The program is created through a Medicare waiver, which permits hospitals to provide acute care at home to Medicare patients.

Jeff Lagasse, Editor

Photo: supersizer/Getty Images

Hackensack Meridian Health, based in Edison, New Jersey, has launched a program called Hospital At Home at JFK University Medical Center, also in Edison. The program will deliver acute care in the home of a Medicare patient, and the health system expects it may ultimately be scalable to the larger patient population.
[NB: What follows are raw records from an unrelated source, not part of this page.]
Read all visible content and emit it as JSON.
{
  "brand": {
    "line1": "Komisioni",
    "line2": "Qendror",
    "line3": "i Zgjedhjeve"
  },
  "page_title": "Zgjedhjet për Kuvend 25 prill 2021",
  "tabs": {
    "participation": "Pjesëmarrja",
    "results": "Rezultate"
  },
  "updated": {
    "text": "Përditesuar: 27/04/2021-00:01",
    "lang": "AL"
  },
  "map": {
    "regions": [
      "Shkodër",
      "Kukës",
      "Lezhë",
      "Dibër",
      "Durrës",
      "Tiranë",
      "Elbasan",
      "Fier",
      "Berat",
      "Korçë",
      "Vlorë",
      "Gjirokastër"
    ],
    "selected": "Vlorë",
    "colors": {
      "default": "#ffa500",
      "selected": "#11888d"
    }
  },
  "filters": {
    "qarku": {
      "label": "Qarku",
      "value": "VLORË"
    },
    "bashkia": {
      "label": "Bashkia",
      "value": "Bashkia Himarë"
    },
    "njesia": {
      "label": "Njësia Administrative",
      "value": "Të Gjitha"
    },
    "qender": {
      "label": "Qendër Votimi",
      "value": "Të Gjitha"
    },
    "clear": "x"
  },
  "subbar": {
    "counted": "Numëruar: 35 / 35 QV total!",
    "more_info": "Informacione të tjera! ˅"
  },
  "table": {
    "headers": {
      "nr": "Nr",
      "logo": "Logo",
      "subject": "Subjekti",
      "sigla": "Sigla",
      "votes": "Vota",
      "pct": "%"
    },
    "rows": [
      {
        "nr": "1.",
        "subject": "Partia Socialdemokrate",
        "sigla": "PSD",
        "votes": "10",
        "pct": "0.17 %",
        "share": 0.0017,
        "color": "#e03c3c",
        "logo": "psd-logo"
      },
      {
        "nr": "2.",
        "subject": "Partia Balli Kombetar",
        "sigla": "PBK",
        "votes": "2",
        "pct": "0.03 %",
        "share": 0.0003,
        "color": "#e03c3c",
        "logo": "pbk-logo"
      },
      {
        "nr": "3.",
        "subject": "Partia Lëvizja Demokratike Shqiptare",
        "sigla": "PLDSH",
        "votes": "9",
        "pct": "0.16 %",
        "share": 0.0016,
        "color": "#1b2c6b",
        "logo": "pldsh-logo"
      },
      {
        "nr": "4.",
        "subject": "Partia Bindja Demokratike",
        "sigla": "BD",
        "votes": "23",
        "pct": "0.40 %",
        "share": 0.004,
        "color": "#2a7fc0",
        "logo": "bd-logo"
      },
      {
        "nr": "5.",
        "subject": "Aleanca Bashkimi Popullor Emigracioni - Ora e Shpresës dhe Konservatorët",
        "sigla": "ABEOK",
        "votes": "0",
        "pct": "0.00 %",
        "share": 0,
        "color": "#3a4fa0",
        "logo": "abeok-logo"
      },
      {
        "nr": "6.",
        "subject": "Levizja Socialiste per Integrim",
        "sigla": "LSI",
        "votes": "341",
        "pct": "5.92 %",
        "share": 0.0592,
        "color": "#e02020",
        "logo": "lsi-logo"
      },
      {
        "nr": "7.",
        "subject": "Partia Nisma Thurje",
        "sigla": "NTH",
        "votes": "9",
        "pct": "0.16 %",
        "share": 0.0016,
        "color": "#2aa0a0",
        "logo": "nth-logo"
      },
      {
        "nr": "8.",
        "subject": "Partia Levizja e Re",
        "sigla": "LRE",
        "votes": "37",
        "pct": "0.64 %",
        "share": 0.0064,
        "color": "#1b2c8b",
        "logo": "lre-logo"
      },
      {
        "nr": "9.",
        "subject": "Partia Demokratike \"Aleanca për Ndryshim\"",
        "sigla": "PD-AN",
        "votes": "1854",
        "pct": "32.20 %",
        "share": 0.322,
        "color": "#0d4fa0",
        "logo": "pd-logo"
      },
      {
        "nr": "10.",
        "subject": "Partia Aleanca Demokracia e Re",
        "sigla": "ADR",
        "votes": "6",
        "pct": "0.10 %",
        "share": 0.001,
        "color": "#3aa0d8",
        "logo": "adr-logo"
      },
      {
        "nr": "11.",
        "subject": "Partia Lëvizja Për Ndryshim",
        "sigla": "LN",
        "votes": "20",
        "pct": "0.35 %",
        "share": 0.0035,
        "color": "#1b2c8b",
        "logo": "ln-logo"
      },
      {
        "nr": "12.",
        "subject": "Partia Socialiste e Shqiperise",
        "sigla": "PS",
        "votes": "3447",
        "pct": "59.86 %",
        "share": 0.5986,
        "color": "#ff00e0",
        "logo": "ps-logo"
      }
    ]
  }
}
With healthcare increasingly expanding beyond hospital walls, Hackensack is banking on the program improving outcomes and patient satisfaction, as well as making care more affordable.

The program is created through a Medicare waiver, which permits hospitals to provide acute care at home to Medicare patients. The network will select patients based on factors that include diagnoses that often result in frequent and costly readmissions to hospitals: uncomplicated congestive heart failure (CHF), pneumonia, chronic obstructive pulmonary disease (COPD) and cellulitis.

Initially, the program will admit a few patients per week and provide a number of services in the home, including two nursing visits daily; medication delivery, including infusions; rehab visits, as needed; and remote patient monitoring, which includes pulse ox, blood pressure, heart rate, weight and temperature. Nutritious meals and home health support can be provided as needed.

WHAT'S THE IMPACT?

The program was created during the COVID-19 pandemic to help hospitals struggling with bed capacity. In November 2020, the Centers for Medicare and Medicaid Services released a waiver called the Acute Hospital Care at Home Waiver allowing for hospitals to bill for acute care services that patients receive at home.

Research has shown the programs are at least as safe as inpatient care and result in improved clinical outcomes, higher rates of patient satisfaction and reduced healthcare costs, according to Hackensack. Patients have indicated they want to receive care at home, especially during the pandemic: According to a recent survey, 85% of adults say it should be a high priority for the government to expand Medicare coverage for at-home healthcare.

Ultimately, the network plans to expand the program to other hospitals once the pilot is proven successful. And Hackensack believes their hospital-at-home program can be scaled significantly to include patients not covered by Medicare.

Another long-term goal is to expand care in underserved communities in which transportation may be an issue – part of a broader strategic priority to reduce inequality in care delivery.

THE LARGER TREND

Hospital At Home is a name trademarked by Johns Hopkins University in 2010.

Many hospitals have been adopting their own models. The hospital-at-home program has been in practice in some form since at least 2002. The concept is not new, but like telehealth, at-home hospital-level services became a necessity for all health systems when acute-care beds filled during the first surge of the COVID-19 pandemic.

During the COVID-19 public health emergency, CMS is reimbursing for hospital-at-home acute-level care and has a list of appropriate drug-related groups, or DRGs. In general, these are diagnoses that are medical in nature, with lower acuity, and not post-surgical care.

Like telehealth, CMS is reimbursing for this care during the public health emergency; once the PHE ends, CMS will evaluate these services for the future.